The actor, most famous for his role as Captain Jean-Luc Picard in the sci-fi series, as well as his leads in the X-Men movies, was mobbed as he wandered around campus.

Mirfield-born Stewart met staff and students at the start of a two-day fact-finding trip to learn how he can best help their work.

As well as boosting the profile of the university he also hopes to coach drama students.

While chatting to the media scrum, Stewart explained just how much the appointment meant to him.

"I was a secondary modern schoolboy. I left school at 15 and imagined my formal association with education was gone.

"This is the greatest distinction that has ever come my way."
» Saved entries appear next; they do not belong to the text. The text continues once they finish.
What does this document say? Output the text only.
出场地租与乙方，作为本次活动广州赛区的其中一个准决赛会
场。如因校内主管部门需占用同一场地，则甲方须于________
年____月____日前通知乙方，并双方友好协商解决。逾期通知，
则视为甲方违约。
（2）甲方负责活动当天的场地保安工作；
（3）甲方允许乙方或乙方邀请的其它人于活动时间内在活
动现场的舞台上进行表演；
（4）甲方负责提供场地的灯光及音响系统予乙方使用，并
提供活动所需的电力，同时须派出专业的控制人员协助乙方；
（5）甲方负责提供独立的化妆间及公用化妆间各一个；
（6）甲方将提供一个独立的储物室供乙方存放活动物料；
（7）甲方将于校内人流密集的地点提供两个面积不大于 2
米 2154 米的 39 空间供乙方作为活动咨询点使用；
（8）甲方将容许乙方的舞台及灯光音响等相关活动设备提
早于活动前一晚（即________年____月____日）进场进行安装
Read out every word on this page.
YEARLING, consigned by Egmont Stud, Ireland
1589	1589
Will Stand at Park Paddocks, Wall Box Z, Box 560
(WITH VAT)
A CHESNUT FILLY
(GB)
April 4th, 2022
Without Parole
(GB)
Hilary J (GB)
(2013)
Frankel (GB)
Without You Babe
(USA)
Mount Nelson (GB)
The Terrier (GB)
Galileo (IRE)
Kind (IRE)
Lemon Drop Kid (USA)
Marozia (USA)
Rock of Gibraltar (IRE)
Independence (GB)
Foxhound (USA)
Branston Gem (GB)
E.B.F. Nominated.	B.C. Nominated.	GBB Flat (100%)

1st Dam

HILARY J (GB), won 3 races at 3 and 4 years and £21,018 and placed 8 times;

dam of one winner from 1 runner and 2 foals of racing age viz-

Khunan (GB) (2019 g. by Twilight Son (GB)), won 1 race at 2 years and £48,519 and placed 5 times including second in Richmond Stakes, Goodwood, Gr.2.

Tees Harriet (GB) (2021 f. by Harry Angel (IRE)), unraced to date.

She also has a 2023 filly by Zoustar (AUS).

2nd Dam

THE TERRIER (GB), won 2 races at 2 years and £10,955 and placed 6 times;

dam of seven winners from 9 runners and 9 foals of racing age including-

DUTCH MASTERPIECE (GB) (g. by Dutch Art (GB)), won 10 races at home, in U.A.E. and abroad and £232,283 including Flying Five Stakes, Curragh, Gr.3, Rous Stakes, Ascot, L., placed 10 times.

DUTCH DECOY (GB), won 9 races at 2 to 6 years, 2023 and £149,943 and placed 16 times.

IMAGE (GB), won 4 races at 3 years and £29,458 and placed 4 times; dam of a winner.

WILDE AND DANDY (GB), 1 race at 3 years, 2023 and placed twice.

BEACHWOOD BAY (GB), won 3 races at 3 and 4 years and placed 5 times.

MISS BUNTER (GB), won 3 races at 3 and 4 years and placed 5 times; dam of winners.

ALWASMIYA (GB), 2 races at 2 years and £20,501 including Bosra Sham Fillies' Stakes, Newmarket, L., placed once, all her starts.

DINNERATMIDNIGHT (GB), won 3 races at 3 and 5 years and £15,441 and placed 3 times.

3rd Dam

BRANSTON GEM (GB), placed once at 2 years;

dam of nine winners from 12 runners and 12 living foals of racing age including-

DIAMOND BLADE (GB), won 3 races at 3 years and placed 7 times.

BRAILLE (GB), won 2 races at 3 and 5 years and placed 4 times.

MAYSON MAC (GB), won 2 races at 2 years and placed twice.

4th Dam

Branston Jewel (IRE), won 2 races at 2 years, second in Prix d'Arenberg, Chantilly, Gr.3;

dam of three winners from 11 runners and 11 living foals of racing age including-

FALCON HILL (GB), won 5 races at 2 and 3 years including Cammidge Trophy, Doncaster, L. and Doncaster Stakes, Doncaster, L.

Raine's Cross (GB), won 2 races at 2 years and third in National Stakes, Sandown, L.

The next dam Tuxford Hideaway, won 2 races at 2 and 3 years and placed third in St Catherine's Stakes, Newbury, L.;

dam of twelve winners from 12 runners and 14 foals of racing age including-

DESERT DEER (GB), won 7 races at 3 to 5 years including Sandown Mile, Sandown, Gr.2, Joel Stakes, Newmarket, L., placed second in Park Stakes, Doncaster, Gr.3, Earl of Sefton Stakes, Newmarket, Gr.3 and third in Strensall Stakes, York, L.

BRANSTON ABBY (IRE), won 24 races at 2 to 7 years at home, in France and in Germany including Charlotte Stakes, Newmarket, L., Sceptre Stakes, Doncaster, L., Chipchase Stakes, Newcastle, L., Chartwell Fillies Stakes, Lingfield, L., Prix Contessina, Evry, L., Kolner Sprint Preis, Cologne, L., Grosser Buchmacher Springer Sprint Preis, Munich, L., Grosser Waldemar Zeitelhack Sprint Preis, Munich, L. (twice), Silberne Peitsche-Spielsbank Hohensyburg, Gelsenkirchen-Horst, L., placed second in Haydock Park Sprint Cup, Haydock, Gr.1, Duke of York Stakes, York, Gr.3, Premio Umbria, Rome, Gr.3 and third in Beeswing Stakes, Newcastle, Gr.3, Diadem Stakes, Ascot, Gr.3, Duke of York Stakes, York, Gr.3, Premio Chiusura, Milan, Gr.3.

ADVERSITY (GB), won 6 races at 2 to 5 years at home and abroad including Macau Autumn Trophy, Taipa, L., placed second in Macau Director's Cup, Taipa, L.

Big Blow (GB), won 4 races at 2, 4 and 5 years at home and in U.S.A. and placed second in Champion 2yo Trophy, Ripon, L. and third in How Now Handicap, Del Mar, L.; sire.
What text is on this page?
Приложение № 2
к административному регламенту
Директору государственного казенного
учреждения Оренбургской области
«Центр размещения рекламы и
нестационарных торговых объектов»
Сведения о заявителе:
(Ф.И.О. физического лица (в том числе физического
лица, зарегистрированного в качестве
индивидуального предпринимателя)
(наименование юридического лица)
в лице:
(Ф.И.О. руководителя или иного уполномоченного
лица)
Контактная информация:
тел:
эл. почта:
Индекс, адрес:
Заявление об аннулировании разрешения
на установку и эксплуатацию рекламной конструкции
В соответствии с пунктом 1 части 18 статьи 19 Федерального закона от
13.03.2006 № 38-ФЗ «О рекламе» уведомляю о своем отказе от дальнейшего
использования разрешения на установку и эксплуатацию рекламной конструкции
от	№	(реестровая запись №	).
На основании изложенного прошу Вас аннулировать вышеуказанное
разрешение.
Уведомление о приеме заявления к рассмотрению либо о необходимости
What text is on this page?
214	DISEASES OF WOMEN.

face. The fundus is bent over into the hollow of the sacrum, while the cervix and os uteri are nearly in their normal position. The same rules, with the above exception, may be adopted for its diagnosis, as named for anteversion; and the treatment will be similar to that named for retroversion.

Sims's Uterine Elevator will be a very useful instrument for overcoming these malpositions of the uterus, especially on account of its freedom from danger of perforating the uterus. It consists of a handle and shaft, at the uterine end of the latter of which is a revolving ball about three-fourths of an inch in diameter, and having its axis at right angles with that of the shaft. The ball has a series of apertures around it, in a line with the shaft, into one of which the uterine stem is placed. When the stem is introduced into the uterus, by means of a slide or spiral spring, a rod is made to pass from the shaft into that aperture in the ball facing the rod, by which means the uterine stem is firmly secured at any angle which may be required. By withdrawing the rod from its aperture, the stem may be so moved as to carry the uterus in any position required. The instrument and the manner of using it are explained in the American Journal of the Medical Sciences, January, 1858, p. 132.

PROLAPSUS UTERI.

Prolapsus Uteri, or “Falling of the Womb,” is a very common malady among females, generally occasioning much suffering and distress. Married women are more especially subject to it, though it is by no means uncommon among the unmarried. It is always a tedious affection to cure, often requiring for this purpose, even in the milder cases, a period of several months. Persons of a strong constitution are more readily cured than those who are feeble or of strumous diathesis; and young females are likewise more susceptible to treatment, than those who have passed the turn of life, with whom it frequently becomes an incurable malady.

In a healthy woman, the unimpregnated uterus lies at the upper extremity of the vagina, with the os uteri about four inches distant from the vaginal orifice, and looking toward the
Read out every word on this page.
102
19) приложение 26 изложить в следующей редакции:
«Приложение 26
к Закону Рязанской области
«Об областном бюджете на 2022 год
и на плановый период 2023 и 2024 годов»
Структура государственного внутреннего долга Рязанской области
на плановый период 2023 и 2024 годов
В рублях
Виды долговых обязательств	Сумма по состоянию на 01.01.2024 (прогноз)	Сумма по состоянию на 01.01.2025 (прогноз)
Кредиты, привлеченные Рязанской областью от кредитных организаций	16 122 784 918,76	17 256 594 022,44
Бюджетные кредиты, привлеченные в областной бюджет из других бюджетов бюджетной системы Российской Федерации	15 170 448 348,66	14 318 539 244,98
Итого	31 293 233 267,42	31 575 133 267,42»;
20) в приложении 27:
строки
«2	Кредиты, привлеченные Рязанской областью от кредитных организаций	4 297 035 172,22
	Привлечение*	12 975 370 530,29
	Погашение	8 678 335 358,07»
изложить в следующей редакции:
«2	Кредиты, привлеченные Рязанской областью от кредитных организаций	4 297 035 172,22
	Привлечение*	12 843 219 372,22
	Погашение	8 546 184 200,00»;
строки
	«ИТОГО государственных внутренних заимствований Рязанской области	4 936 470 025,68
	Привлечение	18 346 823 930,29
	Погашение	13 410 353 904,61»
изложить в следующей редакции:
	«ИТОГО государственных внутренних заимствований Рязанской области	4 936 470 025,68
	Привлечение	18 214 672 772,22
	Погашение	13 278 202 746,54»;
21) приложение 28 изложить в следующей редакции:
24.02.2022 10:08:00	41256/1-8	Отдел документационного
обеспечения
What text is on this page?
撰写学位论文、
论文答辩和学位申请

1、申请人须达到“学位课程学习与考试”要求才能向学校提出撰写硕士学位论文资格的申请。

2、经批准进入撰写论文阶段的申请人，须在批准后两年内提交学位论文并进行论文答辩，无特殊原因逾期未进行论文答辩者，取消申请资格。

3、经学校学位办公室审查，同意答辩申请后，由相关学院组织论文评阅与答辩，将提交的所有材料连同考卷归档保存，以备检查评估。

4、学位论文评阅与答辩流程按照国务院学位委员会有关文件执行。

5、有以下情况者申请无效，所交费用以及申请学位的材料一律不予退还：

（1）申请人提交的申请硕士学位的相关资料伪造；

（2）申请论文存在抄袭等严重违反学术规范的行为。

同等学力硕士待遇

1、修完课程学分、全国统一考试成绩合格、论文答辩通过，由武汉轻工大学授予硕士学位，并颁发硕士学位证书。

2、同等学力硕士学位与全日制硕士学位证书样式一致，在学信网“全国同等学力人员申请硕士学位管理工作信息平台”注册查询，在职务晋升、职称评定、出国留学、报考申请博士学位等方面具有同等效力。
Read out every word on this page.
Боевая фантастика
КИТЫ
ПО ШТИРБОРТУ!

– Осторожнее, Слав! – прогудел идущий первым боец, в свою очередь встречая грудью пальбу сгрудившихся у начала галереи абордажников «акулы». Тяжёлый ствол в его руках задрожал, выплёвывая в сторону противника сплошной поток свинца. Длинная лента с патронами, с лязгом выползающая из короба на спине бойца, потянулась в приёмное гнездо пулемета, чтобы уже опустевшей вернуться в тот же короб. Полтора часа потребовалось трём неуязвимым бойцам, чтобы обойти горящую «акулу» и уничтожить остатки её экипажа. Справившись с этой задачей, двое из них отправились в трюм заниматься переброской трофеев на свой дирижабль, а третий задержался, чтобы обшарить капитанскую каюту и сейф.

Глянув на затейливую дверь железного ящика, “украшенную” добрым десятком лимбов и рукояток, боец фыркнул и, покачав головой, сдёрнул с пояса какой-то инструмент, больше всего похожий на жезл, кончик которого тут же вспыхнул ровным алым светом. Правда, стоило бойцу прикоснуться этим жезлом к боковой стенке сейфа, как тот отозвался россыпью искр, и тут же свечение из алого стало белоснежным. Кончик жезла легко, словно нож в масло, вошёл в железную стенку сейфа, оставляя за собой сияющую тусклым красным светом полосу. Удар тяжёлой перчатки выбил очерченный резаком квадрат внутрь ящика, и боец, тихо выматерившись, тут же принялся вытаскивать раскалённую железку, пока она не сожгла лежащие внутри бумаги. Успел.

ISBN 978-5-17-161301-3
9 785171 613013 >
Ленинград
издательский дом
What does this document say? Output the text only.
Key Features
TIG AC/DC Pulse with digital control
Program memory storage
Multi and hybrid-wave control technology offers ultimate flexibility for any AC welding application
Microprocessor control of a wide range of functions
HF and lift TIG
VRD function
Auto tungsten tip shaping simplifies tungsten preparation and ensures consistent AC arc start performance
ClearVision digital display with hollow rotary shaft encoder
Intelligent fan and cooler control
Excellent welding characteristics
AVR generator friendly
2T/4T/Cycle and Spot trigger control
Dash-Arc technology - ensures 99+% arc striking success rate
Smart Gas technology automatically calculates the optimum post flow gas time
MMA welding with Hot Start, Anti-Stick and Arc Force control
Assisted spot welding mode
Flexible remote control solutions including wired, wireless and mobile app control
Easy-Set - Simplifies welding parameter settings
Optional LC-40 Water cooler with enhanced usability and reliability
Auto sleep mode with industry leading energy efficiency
Promising not to be an absentee chancellor, he said: "It's an honour being bestowed by my local community in a town very significant to me."

Stewart continued: "I'm hoping I can involve myself, assuming I'm wanted, in the life of theatre and drama at the university."

Classically-trained Stewart acted with the Royal Shakespeare Company and is well-known for running many masterclasses in America.

He said that engaging directly with students was an area he hoped to develop.

"One thing I know I can talk to them about is enthusiasm and love for what you do," he added.

Stewart was inspired to act at Huddersfield's Theatre Royal, now demolished. "My first experiences of professional theatre were right here, opposite the campus," he said.

He appeared in many amateur productions in Mirfield, Cleckheaton and Brighouse.

Although he left school at 15 to begin work as a reporter on the Dewsbury District Chronicle, he treasured his education.

"Some of the most significant moments of my childhood were to do with education."

Stewart will be officially installed as chancellor in November. Admitting he felt something of a new boy as he tried on the chancellor's ornate attire, he said: "This is very much like first day of rehearsal, when most actors feel they are starting for the very first time."

Chatting to students on a walkabout, he asked them what they thought of the university. He sat down to share a few words with logistics student David Bonilla, who is from Burgundy in France.

"I was a bit surprised," said a stunned David. "He asked us how we were feeling about the university and why we chose Huddersfield. I asked him how he got the chance to become chancellor."

Phil Williams, the university's head of public relations, said it was great to have an actor of Stewart's calibre so keen to help, adding: "He ticks a lot of boxes for us in terms of kudos."